Tui has secured a deal with a testing company to offer PCR Covid tests for its customers travelling to destinations on the government’s ‘green list’ from as little as £20.
The deal, with government-approved firm Chronomics, includes delivery and return costs of the postal tests. Tui is subsidising the cost when bought alongside its package holidays.
Four testing packages have been agreed.
The £20 tests contain one pre-departure lateral flow test an one inbound PCR test for day two.
A £60 package is available, which includes one outbound PCR test with courier costs, one pre-departure lateral flow test and one inbound PCR test for day two.
Tests for travellers heading to amber list destinations are priced from £50.
The £50 package contains one pre-departure lateral flow test and two inbound PCR tests, for days two and eight.
A £90 option is also available, with one outbound PCR test with courier costs, one pre-departure lateral flow test and two inbound PCR tests for days two and eight.
Pre-departure lateral flow tests will include test verification and certification to fly back to the UK.
As well as the inbound testing packages required by UK regulations, Tui customers can also select kits that include an additional outbound PCR test should that be a requirement of the destination they are travelling to.
If a booked destination moves from the amber to green list, Tui said it would refund the difference in the testing prices.
The company is including Covid-19 Cover protection for all package holiday customers travelling from May 17 to August 31, and allowing free amends up to 14 days before departure.
Andrew Flintham, managing director of Tui UK & Ireland, said: “We have always believed that cost-effective testing solutions, as well as maximum flexibility, will make travel a possibility this summer and beyond.
“Our research has shown that customers are looking forward to their much-needed holiday overseas, but affordable and easy testing solutions was imperative to make this a reality.
“The four new exclusive testing packages have been developed with our customers in mind; they’re offered at greatly reduced prices, include certification to travel and will be a simple process from start to finish.
“Also, should testing requirements change between purchase and travel, for example if an amber package is purchased and the destination moves onto the green list, we’ll simply refund the difference.”
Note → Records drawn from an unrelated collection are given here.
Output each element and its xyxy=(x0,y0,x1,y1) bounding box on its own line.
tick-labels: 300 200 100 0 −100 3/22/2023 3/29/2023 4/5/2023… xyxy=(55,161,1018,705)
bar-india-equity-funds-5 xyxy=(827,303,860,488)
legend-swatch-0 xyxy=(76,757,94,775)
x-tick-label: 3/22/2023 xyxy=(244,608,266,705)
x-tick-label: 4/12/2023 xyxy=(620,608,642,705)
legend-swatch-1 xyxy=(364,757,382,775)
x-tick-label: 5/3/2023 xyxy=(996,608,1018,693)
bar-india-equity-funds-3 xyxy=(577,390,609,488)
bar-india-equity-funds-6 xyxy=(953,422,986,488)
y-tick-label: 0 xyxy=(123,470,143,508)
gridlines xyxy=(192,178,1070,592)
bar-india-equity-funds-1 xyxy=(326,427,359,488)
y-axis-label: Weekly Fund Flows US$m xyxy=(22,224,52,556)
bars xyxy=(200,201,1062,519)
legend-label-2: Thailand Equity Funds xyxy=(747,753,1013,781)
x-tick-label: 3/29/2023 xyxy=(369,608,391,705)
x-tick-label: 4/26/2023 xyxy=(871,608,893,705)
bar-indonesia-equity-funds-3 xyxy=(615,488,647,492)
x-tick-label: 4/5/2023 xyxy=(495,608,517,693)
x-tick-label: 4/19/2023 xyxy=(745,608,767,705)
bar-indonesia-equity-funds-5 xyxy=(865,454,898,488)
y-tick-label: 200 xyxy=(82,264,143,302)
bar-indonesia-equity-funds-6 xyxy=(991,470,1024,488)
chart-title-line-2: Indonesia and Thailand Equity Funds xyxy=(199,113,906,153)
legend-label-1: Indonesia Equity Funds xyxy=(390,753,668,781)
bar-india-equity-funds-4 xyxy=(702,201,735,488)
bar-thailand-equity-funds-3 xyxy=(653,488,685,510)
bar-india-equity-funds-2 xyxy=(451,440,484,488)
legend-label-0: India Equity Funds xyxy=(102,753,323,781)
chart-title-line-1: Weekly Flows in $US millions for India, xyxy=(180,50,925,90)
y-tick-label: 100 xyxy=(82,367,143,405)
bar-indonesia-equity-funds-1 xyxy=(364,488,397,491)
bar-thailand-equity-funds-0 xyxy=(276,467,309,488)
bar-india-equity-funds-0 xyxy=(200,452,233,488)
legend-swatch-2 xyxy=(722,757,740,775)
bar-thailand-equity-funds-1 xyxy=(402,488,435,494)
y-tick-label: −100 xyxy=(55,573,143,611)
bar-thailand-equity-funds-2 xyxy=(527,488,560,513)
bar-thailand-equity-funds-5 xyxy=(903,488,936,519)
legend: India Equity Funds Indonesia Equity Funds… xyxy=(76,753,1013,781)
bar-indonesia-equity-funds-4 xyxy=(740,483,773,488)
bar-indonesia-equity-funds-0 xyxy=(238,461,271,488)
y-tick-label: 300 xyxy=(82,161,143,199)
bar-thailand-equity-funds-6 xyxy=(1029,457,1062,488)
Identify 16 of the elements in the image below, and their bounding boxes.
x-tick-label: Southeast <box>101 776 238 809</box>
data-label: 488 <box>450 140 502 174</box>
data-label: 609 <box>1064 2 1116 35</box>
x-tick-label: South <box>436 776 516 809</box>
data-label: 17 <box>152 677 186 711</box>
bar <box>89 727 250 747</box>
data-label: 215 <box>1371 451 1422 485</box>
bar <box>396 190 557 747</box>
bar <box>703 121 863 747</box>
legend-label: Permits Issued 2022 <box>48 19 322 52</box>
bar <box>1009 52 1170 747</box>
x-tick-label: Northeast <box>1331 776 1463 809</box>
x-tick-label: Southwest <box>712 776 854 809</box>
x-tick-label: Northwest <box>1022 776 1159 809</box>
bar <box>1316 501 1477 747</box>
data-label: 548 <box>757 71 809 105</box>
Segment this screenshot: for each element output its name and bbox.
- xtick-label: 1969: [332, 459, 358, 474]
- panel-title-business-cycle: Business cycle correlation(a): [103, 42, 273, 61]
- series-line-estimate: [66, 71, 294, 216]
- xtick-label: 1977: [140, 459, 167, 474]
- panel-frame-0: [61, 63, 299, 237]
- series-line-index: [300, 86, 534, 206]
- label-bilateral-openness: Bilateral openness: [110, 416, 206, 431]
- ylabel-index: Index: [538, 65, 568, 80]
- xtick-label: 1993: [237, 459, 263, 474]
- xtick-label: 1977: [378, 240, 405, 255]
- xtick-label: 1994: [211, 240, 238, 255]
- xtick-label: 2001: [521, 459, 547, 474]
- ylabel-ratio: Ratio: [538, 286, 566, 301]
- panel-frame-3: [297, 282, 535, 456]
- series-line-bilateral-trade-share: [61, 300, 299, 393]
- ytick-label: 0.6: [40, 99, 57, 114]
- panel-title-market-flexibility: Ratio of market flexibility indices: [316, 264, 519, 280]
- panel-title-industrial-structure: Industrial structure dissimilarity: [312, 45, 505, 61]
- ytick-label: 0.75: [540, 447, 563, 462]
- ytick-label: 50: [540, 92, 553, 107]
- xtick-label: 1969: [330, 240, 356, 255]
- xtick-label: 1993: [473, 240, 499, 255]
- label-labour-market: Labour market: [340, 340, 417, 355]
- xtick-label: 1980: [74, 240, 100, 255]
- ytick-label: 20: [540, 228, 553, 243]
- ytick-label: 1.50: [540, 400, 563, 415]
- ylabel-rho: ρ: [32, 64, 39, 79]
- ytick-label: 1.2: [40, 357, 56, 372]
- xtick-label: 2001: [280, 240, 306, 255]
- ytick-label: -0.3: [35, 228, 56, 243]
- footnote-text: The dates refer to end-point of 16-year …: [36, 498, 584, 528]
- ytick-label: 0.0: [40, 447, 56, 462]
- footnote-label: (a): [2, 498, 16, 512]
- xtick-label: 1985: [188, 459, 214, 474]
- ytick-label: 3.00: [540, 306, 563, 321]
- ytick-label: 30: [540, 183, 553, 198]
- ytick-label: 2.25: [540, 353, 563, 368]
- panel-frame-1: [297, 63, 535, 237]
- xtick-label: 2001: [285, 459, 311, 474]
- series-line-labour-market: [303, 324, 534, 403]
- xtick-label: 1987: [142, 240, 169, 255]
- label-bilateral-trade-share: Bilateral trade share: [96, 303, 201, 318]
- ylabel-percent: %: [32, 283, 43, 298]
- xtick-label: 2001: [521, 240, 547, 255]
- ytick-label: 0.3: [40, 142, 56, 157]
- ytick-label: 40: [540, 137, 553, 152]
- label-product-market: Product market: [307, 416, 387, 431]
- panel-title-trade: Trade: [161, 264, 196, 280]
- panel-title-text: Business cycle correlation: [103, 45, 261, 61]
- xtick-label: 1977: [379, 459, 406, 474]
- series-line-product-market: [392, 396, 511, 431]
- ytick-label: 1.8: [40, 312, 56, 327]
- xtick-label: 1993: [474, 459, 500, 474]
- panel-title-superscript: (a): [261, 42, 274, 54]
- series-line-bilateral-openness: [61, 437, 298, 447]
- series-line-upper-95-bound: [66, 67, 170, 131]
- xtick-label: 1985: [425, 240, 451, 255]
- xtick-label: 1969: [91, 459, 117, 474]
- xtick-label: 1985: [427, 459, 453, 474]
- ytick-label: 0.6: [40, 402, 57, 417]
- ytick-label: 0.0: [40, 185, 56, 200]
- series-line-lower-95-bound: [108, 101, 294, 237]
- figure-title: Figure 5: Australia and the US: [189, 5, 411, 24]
Flintham added: “Whilst we await the imminent announcement of which countries feature on the different lists, we continue to plan our return to the skies from the May 17. We recognise that some customers may need to change their holiday, so any customer due to travel before the end of August can change for free 14 days before travel – and any extra costs associated with Covid-19 that wouldn’t be covered by regular travel insurance will be taken care off with our free Covid-19 Protection.
“We look forward to taking holiday makers away again soon and will continue to work closely with the Government to ensure this is done safely.”
Tom Stubbs, chief executive of Chronomics, said: “This has been an incredibly hard year for everyone, and the prospect of being able to go on holiday this summer is something that is keeping lots of people going.
“We’re delighted to be partnering with Tui UK to help make this a reality for families across the country. We’re very proud to be helping play a part in that.”
However, Rory Boland, editor of consumer magazine Which? Travel, said “Tui launching an affordable testing package for holidays to green list countries is great news – but only for Tui customers.
“Other larger holiday companies that can afford to subsidise test costs may follow suit, but medium and small travel firms may struggle to compete, and holidaymakers could face reduced choice as a result.
“People should not have to shop around for mandatory tests if they want to travel, or have their hand forced as to who they book with based on limited provision of cheap tests.
“The government must work to reduce the cost of testing across the board, rather than have consumers rely on a system that is currently fragmented and flawed.”